A América Latina voltou a ser um ponto central na disputa por influência entre China e Estados Unidos. A presença econômica chinesa cresce na região, enquanto o governo de Donald Trump reforça sua estratégia para manter a hegemonia dos EUA no Hemisfério Ocidental.
Na terça-feira (18/8), em Pequim, o líder chinês Xi Jinping recebeu o presidente do Equador, Daniel Noboa, e destacou que os países latino-americanos devem ter liberdade para escolher seus parceiros comerciais e políticos.
Xi Jinping afirmou que o desenvolvimento da América Latina não deve ser interrompido e que o direito à escolha independente deve ser respeitado.
A competição entre China e EUA na região vai além do comércio tradicional e inclui setores estratégicos como portos, telecomunicações, energia, mineração e tecnologia.
O professor Allan Gallo, da Universidade Presbiteriana Mackenzie, explica que a disputa atual envolve o controle de infraestrutura crítica e cadeias de suprimentos, sem se prender a rivalidades ideológicas do passado.
Enquanto Pequim defende a autonomia dos países latino-americanos, o governo de Donald Trump tem adotado um discurso mais assertivo para afirmar o domínio americano nas Américas.

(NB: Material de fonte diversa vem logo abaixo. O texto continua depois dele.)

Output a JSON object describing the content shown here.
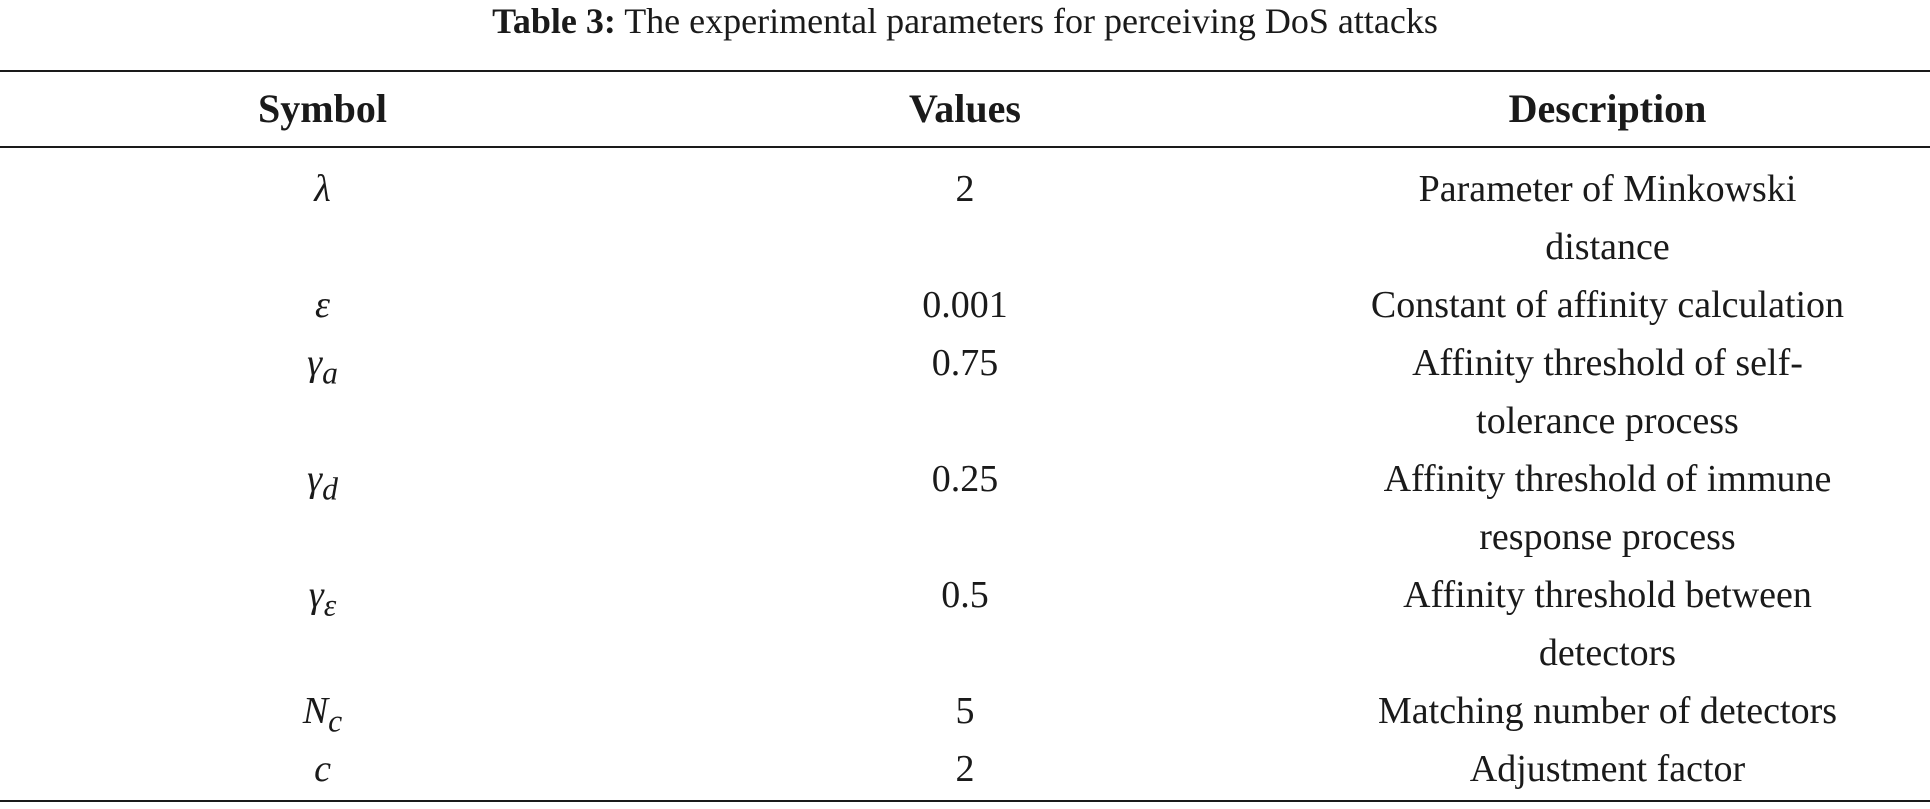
{
  "caption": {
    "label": "Table 3:",
    "text": " The experimental parameters for perceiving DoS attacks"
  },
  "table": {
    "headers": {
      "symbol": "Symbol",
      "values": "Values",
      "description": "Description"
    },
    "rows": [
      {
        "symbol": "λ",
        "symbol_sub": "",
        "value": "2",
        "description": "Parameter of Minkowski distance"
      },
      {
        "symbol": "ε",
        "symbol_sub": "",
        "value": "0.001",
        "description": "Constant of affinity calculation"
      },
      {
        "symbol": "γ",
        "symbol_sub": "a",
        "value": "0.75",
        "description": "Affinity threshold of self-tolerance process"
      },
      {
        "symbol": "γ",
        "symbol_sub": "d",
        "value": "0.25",
        "description": "Affinity threshold of immune response process"
      },
      {
        "symbol": "γ",
        "symbol_sub": "ε",
        "value": "0.5",
        "description": "Affinity threshold between detectors"
      },
      {
        "symbol": "N",
        "symbol_sub": "c",
        "value": "5",
        "description": "Matching number of detectors"
      },
      {
        "symbol": "c",
        "symbol_sub": "",
        "value": "2",
        "description": "Adjustment factor"
      }
    ]
  }
}
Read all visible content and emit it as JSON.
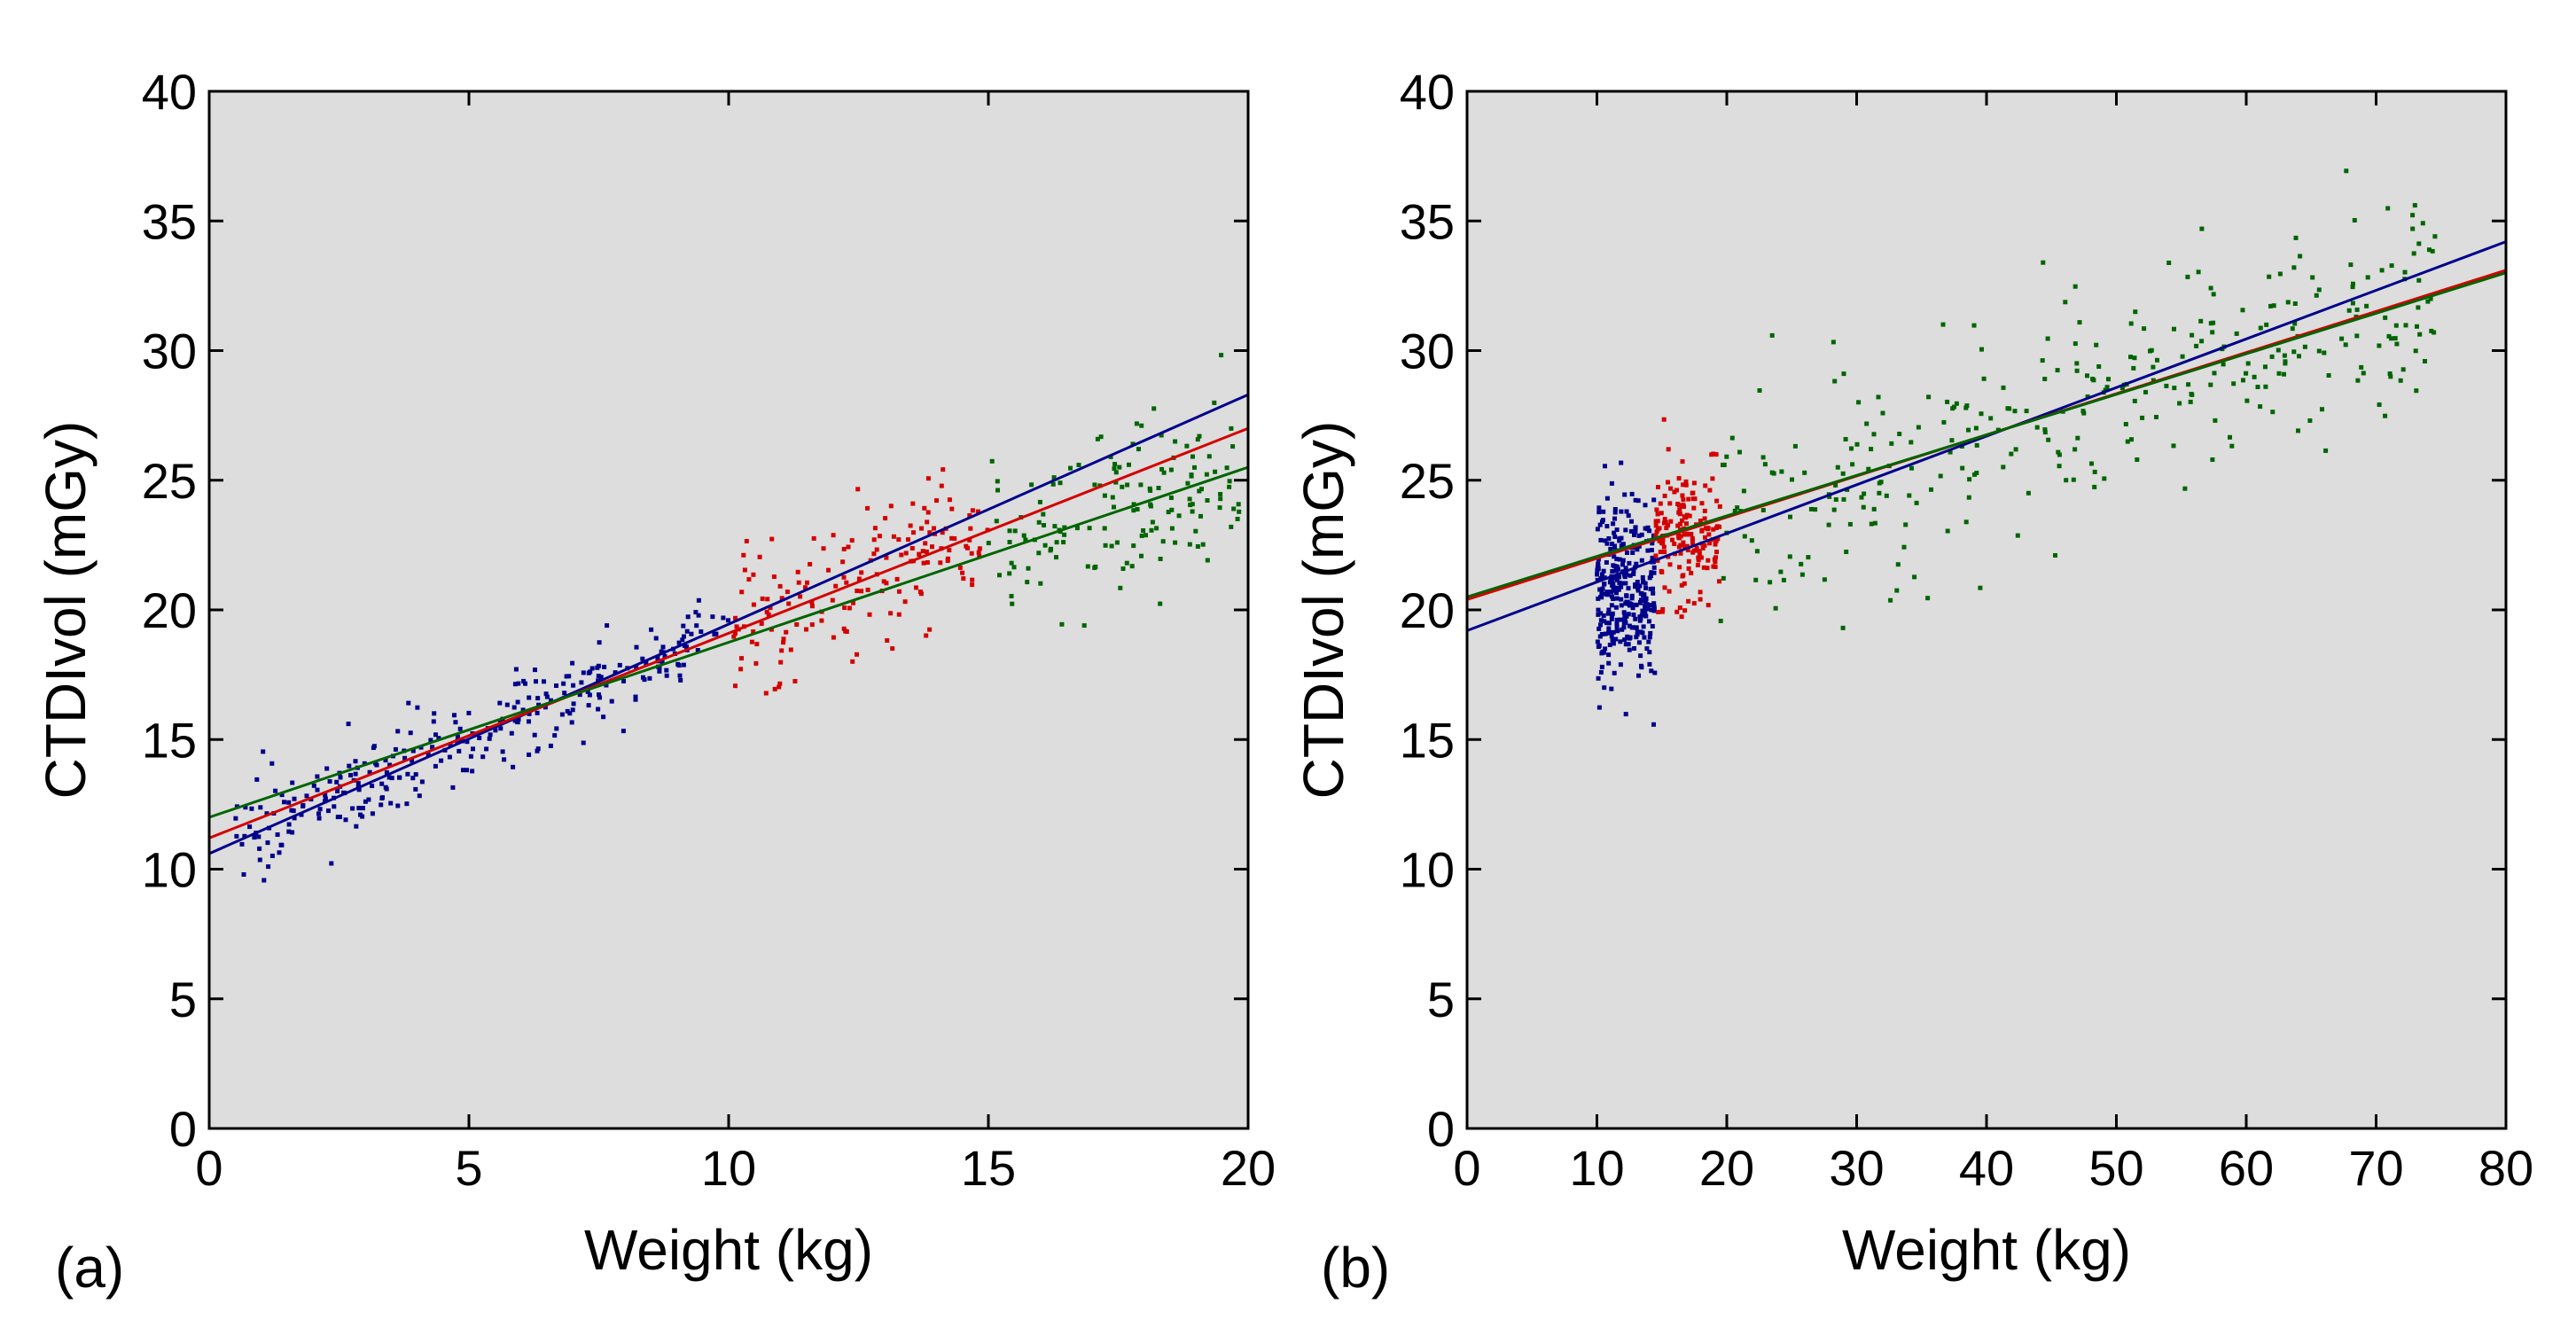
{
  "chart_data": [
    {
      "type": "scatter",
      "panel_label": "(a)",
      "xlabel": "Weight (kg)",
      "ylabel": "CTDIvol (mGy)",
      "xlim": [
        0,
        20
      ],
      "ylim": [
        0,
        40
      ],
      "xticks": [
        0,
        5,
        10,
        15,
        20
      ],
      "yticks": [
        0,
        5,
        10,
        15,
        20,
        25,
        30,
        35,
        40
      ],
      "grid": false,
      "background": "#dcdddc",
      "series": [
        {
          "color": "#00008b",
          "x_range": [
            0.5,
            10
          ],
          "trend": {
            "intercept": 10.6,
            "slope": 0.885
          },
          "spread": 0.9,
          "count": 300
        },
        {
          "color": "#d40000",
          "x_range": [
            10,
            15
          ],
          "trend": {
            "intercept": 11.2,
            "slope": 0.79
          },
          "spread": 1.3,
          "count": 170
        },
        {
          "color": "#006400",
          "x_range": [
            15,
            20
          ],
          "trend": {
            "intercept": 12.0,
            "slope": 0.675
          },
          "spread": 1.6,
          "count": 150
        }
      ],
      "fit_lines": [
        {
          "color": "#00008b",
          "x": [
            0,
            20
          ],
          "y": [
            10.6,
            28.3
          ]
        },
        {
          "color": "#d40000",
          "x": [
            0,
            20
          ],
          "y": [
            11.2,
            27.0
          ]
        },
        {
          "color": "#006400",
          "x": [
            0,
            20
          ],
          "y": [
            12.0,
            25.5
          ]
        }
      ]
    },
    {
      "type": "scatter",
      "panel_label": "(b)",
      "xlabel": "Weight (kg)",
      "ylabel": "CTDIvol (mGy)",
      "xlim": [
        0,
        80
      ],
      "ylim": [
        0,
        40
      ],
      "xticks": [
        0,
        10,
        20,
        30,
        40,
        50,
        60,
        70,
        80
      ],
      "yticks": [
        0,
        5,
        10,
        15,
        20,
        25,
        30,
        35,
        40
      ],
      "grid": false,
      "background": "#dcdddc",
      "series": [
        {
          "color": "#00008b",
          "x_range": [
            10,
            14.5
          ],
          "trend": {
            "intercept": 20.8,
            "slope": 0.0
          },
          "spread": 1.7,
          "count": 320
        },
        {
          "color": "#d40000",
          "x_range": [
            14.5,
            19.5
          ],
          "trend": {
            "intercept": 22.8,
            "slope": 0.0
          },
          "spread": 1.4,
          "count": 170
        },
        {
          "color": "#006400",
          "x_range": [
            19.5,
            75
          ],
          "trend": {
            "intercept": 20.4,
            "slope": 0.158
          },
          "spread": 2.0,
          "count": 330
        }
      ],
      "fit_lines": [
        {
          "color": "#00008b",
          "x": [
            0,
            80
          ],
          "y": [
            19.2,
            34.2
          ]
        },
        {
          "color": "#d40000",
          "x": [
            0,
            80
          ],
          "y": [
            20.4,
            33.1
          ]
        },
        {
          "color": "#006400",
          "x": [
            0,
            80
          ],
          "y": [
            20.5,
            33.0
          ]
        }
      ]
    }
  ]
}
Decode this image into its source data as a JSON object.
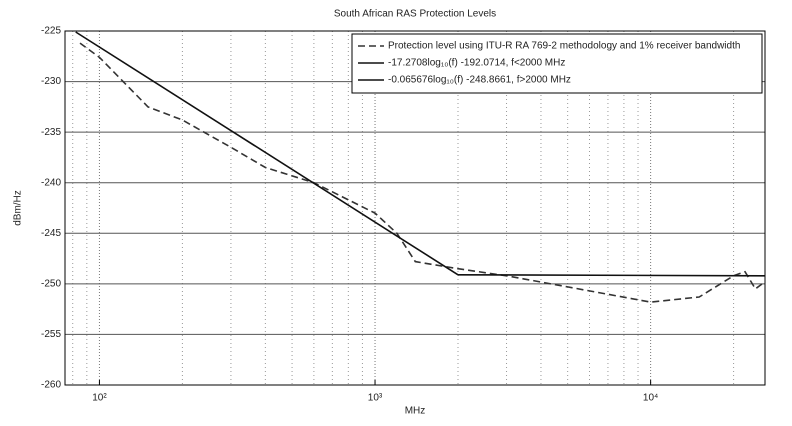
{
  "chart_data": {
    "type": "line",
    "title": "South African RAS Protection Levels",
    "xlabel": "MHz",
    "ylabel": "dBm/Hz",
    "xlog": true,
    "xlim": [
      75,
      26000
    ],
    "ylim": [
      -260,
      -225
    ],
    "xticks": [
      {
        "value": 100,
        "label": "10²"
      },
      {
        "value": 1000,
        "label": "10³"
      },
      {
        "value": 10000,
        "label": "10⁴"
      }
    ],
    "xminorticks": [
      80,
      90,
      200,
      300,
      400,
      500,
      600,
      700,
      800,
      900,
      2000,
      3000,
      4000,
      5000,
      6000,
      7000,
      8000,
      9000,
      20000
    ],
    "yticks": [
      -260,
      -255,
      -250,
      -245,
      -240,
      -235,
      -230,
      -225
    ],
    "grid": true,
    "legend": "upper right",
    "series": [
      {
        "name": "Protection level using ITU-R RA 769-2 methodology and 1% receiver bandwidth",
        "color": "#333333",
        "dash": true,
        "x": [
          85,
          100,
          150,
          200,
          300,
          400,
          600,
          1000,
          1200,
          1400,
          2000,
          3000,
          5000,
          10000,
          15000,
          20000,
          22000,
          24000,
          26000
        ],
        "values": [
          -226.2,
          -227.6,
          -232.5,
          -233.8,
          -236.5,
          -238.5,
          -240,
          -243,
          -245,
          -247.8,
          -248.5,
          -249.2,
          -250.3,
          -251.8,
          -251.3,
          -249.2,
          -248.8,
          -250.5,
          -249.8
        ]
      },
      {
        "name": "-17.2708log₁₀(f) -192.0714, f<2000 MHz",
        "color": "#111111",
        "dash": false,
        "x": [
          82,
          2000
        ],
        "values": [
          -225.1,
          -249.1
        ]
      },
      {
        "name": "-0.065676log₁₀(f) -248.8661, f>2000 MHz",
        "color": "#111111",
        "dash": false,
        "x": [
          2000,
          26000
        ],
        "values": [
          -249.1,
          -249.2
        ]
      }
    ]
  }
}
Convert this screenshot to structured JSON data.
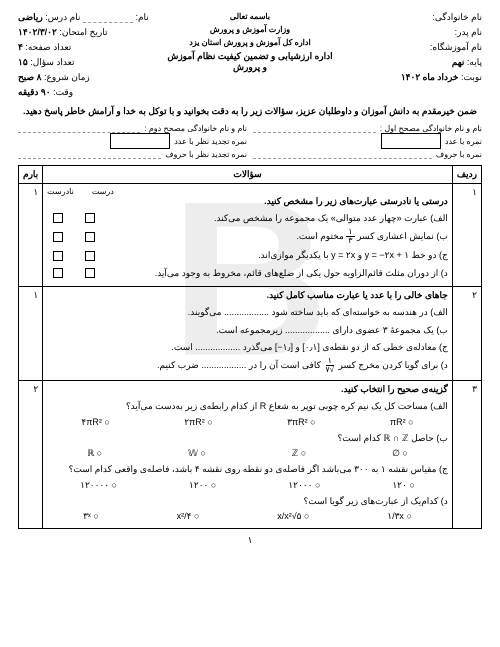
{
  "watermark": "B",
  "header": {
    "right": {
      "family": "نام خانوادگی:",
      "father": "نام پدر:",
      "school": "نام آموزشگاه:",
      "grade_label": "پایه:",
      "grade": "نهم",
      "term_label": "نوبت:",
      "term": "خرداد ماه ۱۴۰۲"
    },
    "center": {
      "bismillah": "باسمه تعالی",
      "ministry": "وزارت آموزش و پرورش",
      "dept": "اداره کل آموزش و پرورش استان یزد",
      "office": "اداره ارزشیابی و تضمین کیفیت نظام آموزش و پرورش"
    },
    "left": {
      "name_label": "نام:",
      "subject_label": "نام درس:",
      "subject": "ریاضی",
      "date_label": "تاریخ امتحان:",
      "date": "۱۴۰۲/۳/۰۲",
      "pages_label": "تعداد صفحه:",
      "pages": "۴",
      "qcount_label": "تعداد سؤال:",
      "qcount": "۱۵",
      "start_label": "زمان شروع:",
      "start": "۸ صبح",
      "duration_label": "وقت:",
      "duration": "۹۰ دقیقه"
    }
  },
  "intro": "ضمن خیرمقدم به دانش آموزان و داوطلبان عزیز، سؤالات زیر را به دقت بخوانید و با توکل به خدا و آرامش خاطر پاسخ دهید.",
  "grader": {
    "g1_name": "نام و نام خانوادگی مصحح اول :",
    "g2_name": "نام و نام خانوادگی مصحح دوم :",
    "score_num": "نمره با عدد",
    "score_num2": "نمره تجدید نظر با عدد",
    "score_txt": "نمره با حروف",
    "score_txt2": "نمره تجدید نظر با حروف"
  },
  "table": {
    "h_idx": "ردیف",
    "h_q": "سؤالات",
    "h_score": "بارم"
  },
  "q1": {
    "idx": "۱",
    "title": "درستی یا نادرستی عبارت‌های زیر را مشخص کنید.",
    "tf_true": "درست",
    "tf_false": "نادرست",
    "a": "الف) عبارت «چهار عدد متوالی» یک مجموعه را مشخص می‌کند.",
    "b_pre": "ب) نمایش اعشاری کسر ",
    "b_frac_n": "۱",
    "b_frac_d": "۳",
    "b_post": " مختوم است.",
    "c": "ج) دو خط y = −۲x + ۱ و y = ۲x با یکدیگر موازی‌اند.",
    "d": "د) از دوران مثلث قائم‌الزاویه حول یکی از ضلع‌های قائم، مخروط به وجود می‌آید.",
    "score": "۱"
  },
  "q2": {
    "idx": "۲",
    "title": "جاهای خالی را با عدد یا عبارت مناسب کامل کنید.",
    "a": "الف) در هندسه به خواسته‌ای که باید ساخته شود .................. می‌گویند.",
    "b": "ب) یک مجموعهٔ ۳ عضوی دارای .................. زیرمجموعه است.",
    "c_pre": "ج) معادله‌ی خطی که از دو نقطه‌ی ",
    "c_pts": "[۰٫۱] و [۱٫−]",
    "c_post": " می‌گذرد .................. است.",
    "d_pre": "د) برای گویا کردن مخرج کسر ",
    "d_frac_n": "۱",
    "d_frac_d": "√۷",
    "d_post": " کافی است آن را در .................. ضرب کنیم.",
    "score": "۱"
  },
  "q3": {
    "idx": "۳",
    "title": "گزینه‌ی صحیح را انتخاب کنید.",
    "a": "الف) مساحت کل یک نیم کره چوبی توپر به شعاع R از کدام رابطه‌ی زیر به‌دست می‌آید؟",
    "a_opts": [
      "○ ۴πR²",
      "○ ۲πR²",
      "○ ۳πR²",
      "○ πR²"
    ],
    "b": "ب) حاصل ℝ ∩ ℤ کدام است؟",
    "b_opts": [
      "○ ℝ",
      "○ 𝕎",
      "○ ℤ",
      "○ ∅"
    ],
    "c": "ج) مقیاس نقشه ۱ به ۳۰۰ می‌باشد اگر فاصله‌ی دو نقطه روی نقشه ۴ باشد، فاصله‌ی واقعی کدام است؟",
    "c_opts": [
      "○ ۱۲۰۰۰۰",
      "○ ۱۲۰۰",
      "○ ۱۲۰۰۰",
      "○ ۱۲۰"
    ],
    "d": "د) کدام‌یک از عبارت‌های زیر گویا است؟",
    "d_opts": [
      "○ ۳ˣ",
      "○ x²/۴",
      "○ ۵√x/x²",
      "○ ۱/۳x"
    ],
    "score": "۲"
  },
  "page_num": "۱"
}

Recentemente, o Departamento de Estado dos EUA divulgou um vídeo reafirmando que a influência dos EUA na região não será contestada.
A estratégia chinesa na América Latina se fortaleceu especialmente a partir de 2010, com investimentos e financiamentos em infraestrutura, incluindo setores como energia, minerais, finanças e economia digital, dentro da Iniciativa Cinturão e Rota.
Allan Gallo ressalta que a China ocupou um espaço deixado por outras potências, suprindo a demanda por investimentos na região. Atualmente, a China representa cerca de 13% das exportações e 22% das importações na América Latina, superando os Estados Unidos como principal parceiro comercial da América do Sul.
Segundo o professor, a atuação chinesa se diferencia da americana, pois a China oferece capital e agilidade, ao passo que os EUA focam em pressão e condicionalidades. Gallo conclui que, enquanto essa dinâmica persistir, a China tende a manter sua presença sem a necessidade de avanços agressivos.